– A hypertensive disorder resulting from excess production of aldosterone by the adrenal gland.
Causes and Incidence
Most cases are caused by an adenoma of the adrenal gland. Other causes are adrenal nodular hyperplasia and adrenal carcinoma. Only 0.5% to 2% of those with hypertension are affected. The condition is three times more likely to affect women; the typical age ranges from 30 to 50 years.
Excess production of aldosterone leads to hypernatremia, hypervolemia, and hypokalemic alkalosis. Mild to severe arterial hypertension occurs because of the increased volume and arteriolar sodium levels. Hypokalemia results from increased renal excretion of potassium, and metabolic alkalosis occurs because of an increase in hydrogen ion secretion. Over time this leads to transient paralysis and tetany.

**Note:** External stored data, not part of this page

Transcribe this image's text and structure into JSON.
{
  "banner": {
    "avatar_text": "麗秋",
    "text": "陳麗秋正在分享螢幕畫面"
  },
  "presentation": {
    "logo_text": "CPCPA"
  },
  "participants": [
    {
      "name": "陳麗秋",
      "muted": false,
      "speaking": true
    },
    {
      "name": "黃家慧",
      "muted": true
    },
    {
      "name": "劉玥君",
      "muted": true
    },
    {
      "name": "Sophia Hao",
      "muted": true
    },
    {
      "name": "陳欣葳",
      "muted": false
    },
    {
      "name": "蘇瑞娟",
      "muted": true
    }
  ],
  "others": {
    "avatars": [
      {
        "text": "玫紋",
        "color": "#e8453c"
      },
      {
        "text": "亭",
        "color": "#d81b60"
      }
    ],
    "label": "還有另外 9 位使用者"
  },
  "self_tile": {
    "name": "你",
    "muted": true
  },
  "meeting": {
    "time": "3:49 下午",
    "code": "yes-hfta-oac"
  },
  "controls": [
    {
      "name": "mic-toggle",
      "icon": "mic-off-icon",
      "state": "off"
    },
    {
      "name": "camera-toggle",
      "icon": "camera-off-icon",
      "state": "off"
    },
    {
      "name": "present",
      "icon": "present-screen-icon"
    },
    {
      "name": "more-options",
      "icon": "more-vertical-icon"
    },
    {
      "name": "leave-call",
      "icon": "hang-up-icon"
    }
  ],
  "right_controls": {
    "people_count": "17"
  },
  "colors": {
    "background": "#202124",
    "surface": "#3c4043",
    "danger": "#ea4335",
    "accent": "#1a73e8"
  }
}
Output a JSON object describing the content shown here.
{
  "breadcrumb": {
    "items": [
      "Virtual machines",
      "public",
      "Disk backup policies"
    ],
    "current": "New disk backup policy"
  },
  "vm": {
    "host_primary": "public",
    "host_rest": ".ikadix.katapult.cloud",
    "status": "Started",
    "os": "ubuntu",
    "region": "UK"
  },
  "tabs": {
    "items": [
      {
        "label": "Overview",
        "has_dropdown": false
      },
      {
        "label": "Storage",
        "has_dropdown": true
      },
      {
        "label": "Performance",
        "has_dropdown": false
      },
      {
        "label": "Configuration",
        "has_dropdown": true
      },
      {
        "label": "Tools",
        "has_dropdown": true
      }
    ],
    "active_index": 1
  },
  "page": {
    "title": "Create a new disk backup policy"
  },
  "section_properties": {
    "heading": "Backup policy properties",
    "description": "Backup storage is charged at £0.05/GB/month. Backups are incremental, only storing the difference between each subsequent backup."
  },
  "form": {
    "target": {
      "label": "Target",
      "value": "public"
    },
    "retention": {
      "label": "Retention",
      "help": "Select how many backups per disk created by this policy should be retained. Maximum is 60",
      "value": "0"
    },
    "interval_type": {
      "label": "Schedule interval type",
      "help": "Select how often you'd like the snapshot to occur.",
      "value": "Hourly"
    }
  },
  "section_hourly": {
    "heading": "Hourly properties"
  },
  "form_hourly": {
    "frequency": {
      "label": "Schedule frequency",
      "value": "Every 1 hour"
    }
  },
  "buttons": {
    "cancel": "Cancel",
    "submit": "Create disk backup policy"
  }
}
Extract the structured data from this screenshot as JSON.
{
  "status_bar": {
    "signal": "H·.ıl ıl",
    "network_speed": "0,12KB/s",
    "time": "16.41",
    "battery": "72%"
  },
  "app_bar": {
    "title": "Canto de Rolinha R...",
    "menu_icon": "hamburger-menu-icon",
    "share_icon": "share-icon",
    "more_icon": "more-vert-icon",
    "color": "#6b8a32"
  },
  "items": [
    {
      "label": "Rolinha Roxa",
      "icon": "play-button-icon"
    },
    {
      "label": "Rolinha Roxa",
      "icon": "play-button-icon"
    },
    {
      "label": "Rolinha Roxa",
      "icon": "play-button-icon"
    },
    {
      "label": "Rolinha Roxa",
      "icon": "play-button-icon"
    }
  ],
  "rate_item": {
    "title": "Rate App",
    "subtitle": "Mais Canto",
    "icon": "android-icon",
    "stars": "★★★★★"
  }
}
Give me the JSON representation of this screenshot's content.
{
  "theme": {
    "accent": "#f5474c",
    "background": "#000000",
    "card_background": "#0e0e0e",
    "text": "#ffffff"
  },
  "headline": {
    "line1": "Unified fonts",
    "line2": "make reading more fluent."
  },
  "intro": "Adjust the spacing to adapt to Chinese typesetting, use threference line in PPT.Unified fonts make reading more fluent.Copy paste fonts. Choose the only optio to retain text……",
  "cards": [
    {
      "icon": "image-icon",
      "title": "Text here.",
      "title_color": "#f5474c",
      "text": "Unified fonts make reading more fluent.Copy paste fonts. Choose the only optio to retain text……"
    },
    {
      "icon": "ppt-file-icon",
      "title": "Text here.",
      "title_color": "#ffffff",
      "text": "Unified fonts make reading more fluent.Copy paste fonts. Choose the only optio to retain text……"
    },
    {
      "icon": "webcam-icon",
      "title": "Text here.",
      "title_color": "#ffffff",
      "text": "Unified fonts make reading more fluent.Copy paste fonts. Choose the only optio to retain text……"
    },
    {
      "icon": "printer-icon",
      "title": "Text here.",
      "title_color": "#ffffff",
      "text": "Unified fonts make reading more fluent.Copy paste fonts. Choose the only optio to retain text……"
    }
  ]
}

In many cases the only manifestation is a mild to moderate hypertension. Other signs and symptoms include episodic weakness, fatigue, paresthesia, polyuria, polydipsia, and nocturia. Glycosuria, hyperglycemia, and personality disturbances are occasionally manifested.
Potential Complications Marked alkalosis with transient paralysis, tetany, and positive Chvostek’s and Trousseau’s signs.
Plasma renin activity – Decreased (measured after restricted sodium/diuretic therapy).
Aldosterone levels – Increased (measured after sodium loading).
Blood chemistry – Normal/increased sodium, decreased potassium.
Computed tomography scan – To detect presence of adenoma.
Blood pressure – Elevated.
Edema – Absent.
Surgery – Adrenalectomy.
Drugs – Spironolactone (Aldactone).
General – Low-sodium diet; instruction about medication, diet, and surgery.